2 Spray a large, deep, non-stick wok or frying pan with low-calorie cooking spray and place over a medium-high heat. Add the onion and fry for 1 minute, then add 50ml water. Stir-fry for 2-3 minutes, then add the chicken and baby corn. Fry for a further 3-4 minutes.

3 Add the sugar snap peas and kale, and cook for 1 minute before adding the cooked noodles and carrot ribbons. Stir-fry for 1 minute, then add the sauce, chopped coriander and most of the chilli.

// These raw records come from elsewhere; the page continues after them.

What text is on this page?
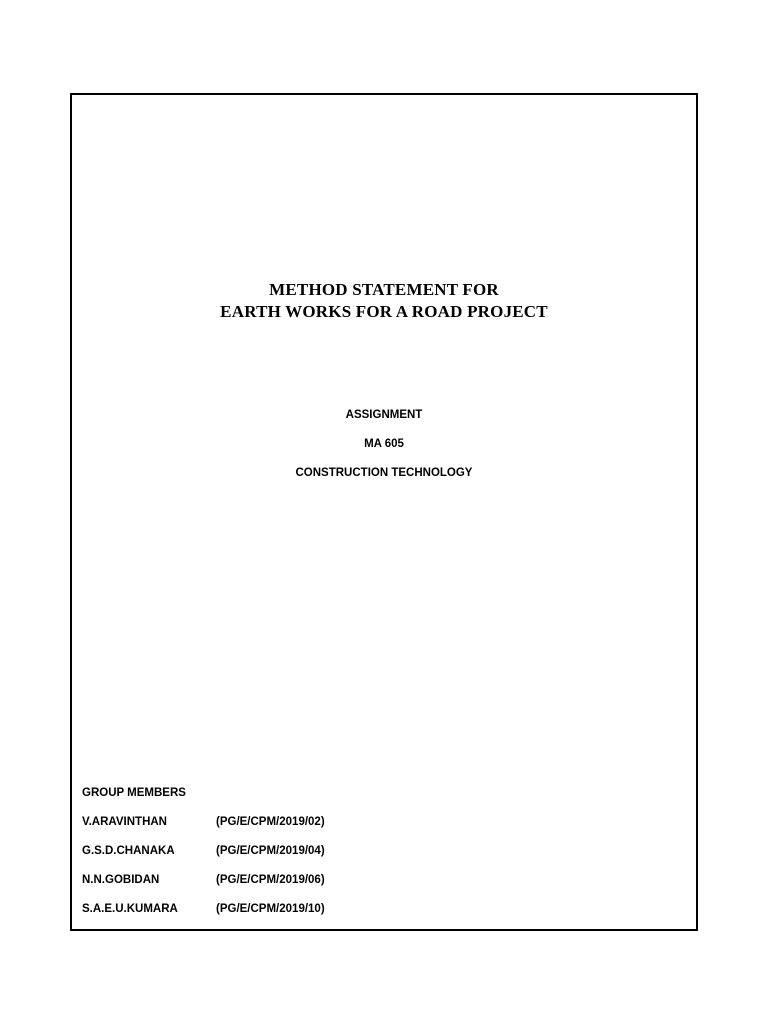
METHOD STATEMENT FOR
EARTH WORKS FOR A ROAD PROJECT
ASSIGNMENT
MA 605
CONSTRUCTION TECHNOLOGY
GROUP MEMBERS
V.ARAVINTHAN	(PG/E/CPM/2019/02)
G.S.D.CHANAKA	(PG/E/CPM/2019/04)
N.N.GOBIDAN	(PG/E/CPM/2019/06)
S.A.E.U.KUMARA	(PG/E/CPM/2019/10)
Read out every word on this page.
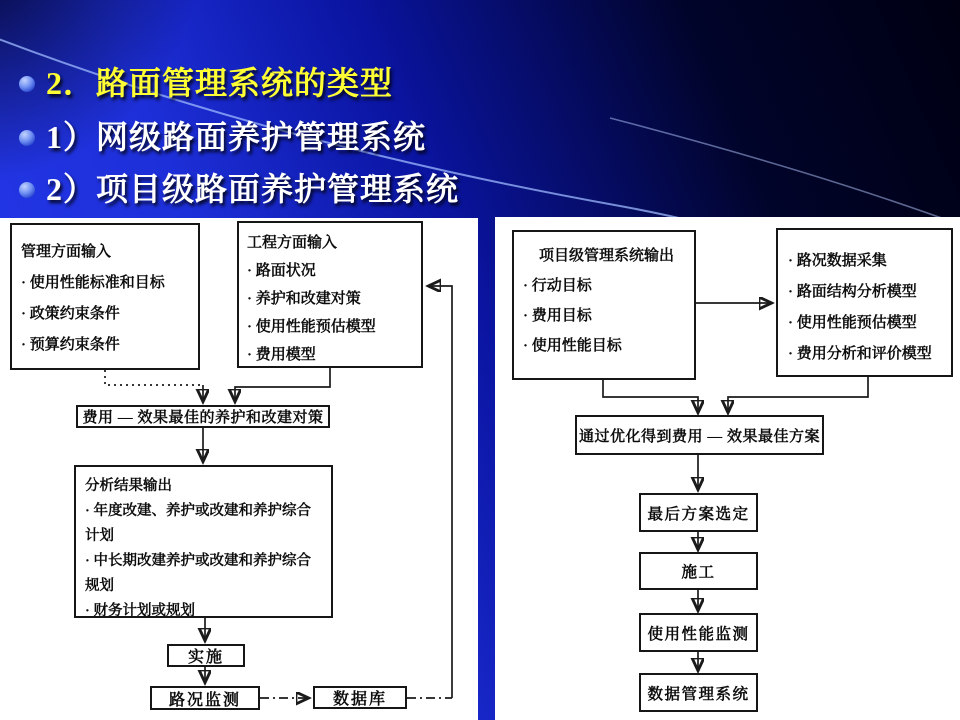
2．路面管理系统的类型
1）网级路面养护管理系统
2）项目级路面养护管理系统
管理方面输入
· 使用性能标准和目标
· 政策约束条件
· 预算约束条件
工程方面输入
· 路面状况
· 养护和改建对策
· 使用性能预估模型
· 费用模型
费用 — 效果最佳的养护和改建对策
分析结果输出
· 年度改建、养护或改建和养护综合
计划
· 中长期改建养护或改建和养护综合
规划
· 财务计划或规划
实施
路况监测	数据库
项目级管理系统输出
· 行动目标
· 费用目标
· 使用性能目标
· 路况数据采集
· 路面结构分析模型
· 使用性能预估模型
· 费用分析和评价模型
通过优化得到费用 — 效果最佳方案
最后方案选定
施工
使用性能监测
数据管理系统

4 Stir-fry for a further 1-2 minutes until piping hot, then sprinkle with the remaining coriander and chilli, and serve with the lime wedges.

 

Fill up on Free Food®
All our meals are based on Slimming World Free Food – nutritious, everyday foods that fill you up for fewer calories, meaning they’re great for weight loss! Free Food includes lean meat, poultry, fish, eggs, pasta, rice, potatoes, pulses, fruit, veg and more. And you can eat these foods freely, making them perfect for satisfying the biggest of appetites. Some Free Foods have the extra bonus of being Speed Food – fruit and veg that are super-low in calories and keep you slimming beautifully. For the best results, always reach for Speed Food first in between meals and include at least a third of a plate of Speed Food at every meal, where it makes sense.

Add in Healthy Extras®
To help provide a good balance of nutrients, enjoy two measured portions of milk or cheese each day – your Healthy Extra ‘a’ choices. Options include 350ml skimmed milk or 250ml semi-skimmed milk; 40g reduced-fat or 30g full-fat hard cheese; 50g mozzarella (cow’s milk); 45g feta or 35g Danish blue, which can be eaten as part of a meal or snack. Also have one portion of wholemeal bread or breakfast cereal each day – your Healthy Extra ‘b’ choice. To keep things simple we’ve built your Healthy Extra ‘b’ choice into the menu plan each day.

Choose your Syns®
Foods and drinks that pose a risk to your weight loss – those high in fat or sugar, as well as alcohol – can be enjoyed as carefully counted Syns. We recommend you plan between 5 and 15 Syns into your day (see the bottom of the next page for some ideas).

Make simple swaps
To help protect your weight loss, choose the leanest meats and trim off any visible fat – cut the white bits off bacon and remove skin from poultry. Dry-fry or cook with low-calorie cooking spray rather than fat or oil, switch sugar for sweetener, and swap cream and crème fraîche for fat-free natural yogurt or plain quark.